In the first of the three, the Board restored employers’ right to stop deducting and remitting union dues after the expiration of the collective bargaining agreement requiring it to do so. Valley Hospital Medical Center, 368 NLRB No. 139 (2019). The Board held that so-called “dues checkoff provisions” exist only by virtue of the parties’ contract and therefore cease when that contract expires. This had long been the rule until the Board’s 2015 decision in Lincoln Lutheran of Racine, 362 NLRB 1655 (2015) found checkoff agreements were among those terms and conditions of employment that an employer can not unilaterally change absent the parties reaching a lawful impasse in negotiations. Monday’s decision expressly overruled Lincoln Lutheran restoring employers’ right to cease collections of union dues upon the expiration of the collective bargaining agreement.
On Tuesday, December 17, the Board’s decision in Apogee Retail, 368 NLRB No. 144 (2019), held that employer rules mandating confidentiality with respect to ongoing workplace investigations do not violate the National Labor Relations Act. The employer policy in question required those employees who reported “illegal or unethical behavior,” as well as those employees who were interviewed in connection with investigations into such reports, to “maintain confidentiality regarding these investigations” and further cautioned that employees could be disciplined for engaging in “unauthorized discussion of investigation or interview with other team members.” In holding that it is presumptively lawful to impose such a rule during the course of the investigation, the Board overturned a 2015 decision requiring a case by case determination of whether the employer’s need to confidentiality as to the particular investigation outweighed the employees’ section 7 rights. The Board further held that an employer can impose confidentiality even after the investigation is complete without violating the NLRA if its legitimate reasons for imposing confidentiality outweigh the impact the confidentiality obligation has on the employees’ exercise of their Section 7 right to discuss terms and conditions of employment for “mutual aid or protection.” However, employers must be mindful of state and federal EEO laws and state laws such as the Illinois Workplace Transparency Act set to take effect January 1, 2020, that place separate limits on employer’s ability to require confidentiality with respect to workplace harassment. See our comprehensive overview of the new Illinois changes in our blog post from August 2019.
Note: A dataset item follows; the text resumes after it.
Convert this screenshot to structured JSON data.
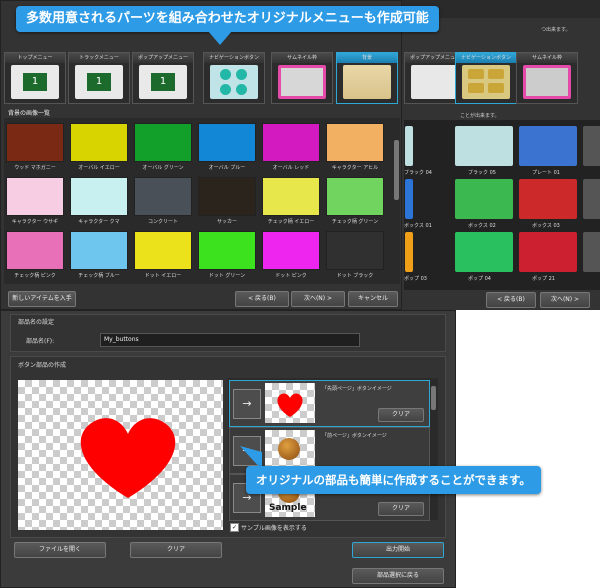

Also on Tuesday, the Board overturned the 2014 Purple Communications decision, ruling that employers are once again free to legally prohibit employees from using company email / IT systems for non-work related reasons. Caesars Entertainment, 368 NLRB No. 143 (2019). As we reported back in 2014, Purple Communications had held that an employer that allowed its employees access to its email systems, was presumptively required (absent extenuating circumstances) to allow those employees to use that email system for discussions protected by Section 7, including discussions of terms and conditions of employment, union business, and union organizing during non-working time. Tuesday’s decision expressly overturned Purple Communications, holding “there is no statutory right to employees to use employer-provided email for nonwork, section 7 purposes in the typical workplace.” The majority of the Board concluded that a company’s communication systems are company property, and that Purple Communications had “impermissibly discounted employers’ rights in their IT resources while overstating the importance of those resources to [employee’s] Section 7 activity.” To be clear, it is still unlawful for an employer to discriminate against section 7 activity. An employer still cannot legally prohibit only union-related emails or other activities protected by section 7 while allowing other non-work communications either in the terms of the policy itself or in its enforcement. However, employers may now legally maintain “facially neutral” bans on non-work related use of company email and other communications systems so long as they do not apply those policies in a discriminatory manner.